Regularized Training and Tight Certification for Randomized Smoothed Classifier with Provable Robustness
This work addresses the challenge of enhancing certified adversarial robustness for deep learning models, providing incremental improvements to existing smoothing-based defenses.
The paper tackles the problem of training base classifiers for Gaussian-smoothed neural networks to improve both accuracy and robustness, and introduces a regularized training method and a tighter certification algorithm that achieve state-of-the-art probabilistic robustness guarantees on CIFAR-10 and ImageNet datasets.
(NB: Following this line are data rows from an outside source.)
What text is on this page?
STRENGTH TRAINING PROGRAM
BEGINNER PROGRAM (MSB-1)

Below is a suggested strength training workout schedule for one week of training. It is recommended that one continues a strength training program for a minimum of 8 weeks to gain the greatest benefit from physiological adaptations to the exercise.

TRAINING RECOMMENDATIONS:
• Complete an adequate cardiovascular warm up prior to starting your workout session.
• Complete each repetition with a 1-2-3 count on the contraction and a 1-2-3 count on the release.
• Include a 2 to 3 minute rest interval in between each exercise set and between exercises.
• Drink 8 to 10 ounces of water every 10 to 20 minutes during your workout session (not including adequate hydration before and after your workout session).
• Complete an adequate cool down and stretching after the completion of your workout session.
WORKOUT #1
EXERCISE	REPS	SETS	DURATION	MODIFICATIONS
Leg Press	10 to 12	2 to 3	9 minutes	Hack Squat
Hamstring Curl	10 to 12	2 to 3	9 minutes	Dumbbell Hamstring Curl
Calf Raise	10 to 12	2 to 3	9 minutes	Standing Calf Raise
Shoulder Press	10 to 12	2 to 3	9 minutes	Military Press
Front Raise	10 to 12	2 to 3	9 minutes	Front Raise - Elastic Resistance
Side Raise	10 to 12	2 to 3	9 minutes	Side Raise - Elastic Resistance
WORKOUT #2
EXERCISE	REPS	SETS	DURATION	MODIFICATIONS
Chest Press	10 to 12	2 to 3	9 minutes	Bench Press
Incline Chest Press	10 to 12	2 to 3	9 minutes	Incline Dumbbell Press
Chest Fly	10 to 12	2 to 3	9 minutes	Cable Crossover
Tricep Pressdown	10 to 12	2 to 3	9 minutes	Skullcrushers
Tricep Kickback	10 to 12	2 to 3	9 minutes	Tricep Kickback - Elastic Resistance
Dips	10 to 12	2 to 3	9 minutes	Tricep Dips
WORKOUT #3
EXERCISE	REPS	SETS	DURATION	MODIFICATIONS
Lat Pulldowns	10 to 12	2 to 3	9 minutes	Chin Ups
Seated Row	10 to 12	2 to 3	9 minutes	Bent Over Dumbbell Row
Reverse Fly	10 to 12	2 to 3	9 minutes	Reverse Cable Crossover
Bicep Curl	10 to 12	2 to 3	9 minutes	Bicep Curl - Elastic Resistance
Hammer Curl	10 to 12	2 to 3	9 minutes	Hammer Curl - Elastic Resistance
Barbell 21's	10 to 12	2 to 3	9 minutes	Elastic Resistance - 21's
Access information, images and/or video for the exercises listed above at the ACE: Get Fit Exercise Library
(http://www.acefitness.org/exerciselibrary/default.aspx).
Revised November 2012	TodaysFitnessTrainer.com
Recently smoothing deep neural network based classifiers via isotropic Gaussian perturbation is shown to be an effective and scalable way to provide state-of-the-art probabilistic robustness guarantee against $\ell_2$ norm bounded adversarial perturbations. However, how to train a good base classifier that is accurate and robust when smoothed has not been fully investigated. In this work, we derive a new regularized risk, in which the regularizer can adaptively encourage the accuracy and robustness of the smoothed counterpart when training the base classifier. It is computationally efficient and can be implemented in parallel with other empirical defense methods. We discuss how to implement it under both standard (non-adversarial) and adversarial training scheme. At the same time, we also design a new certification algorithm, which can leverage the regularization effect to provide tighter robustness lower bound that holds with high probability. Our extensive experimentation demonstrates the effectiveness of the proposed training and certification approaches on CIFAR-10 and ImageNet datasets.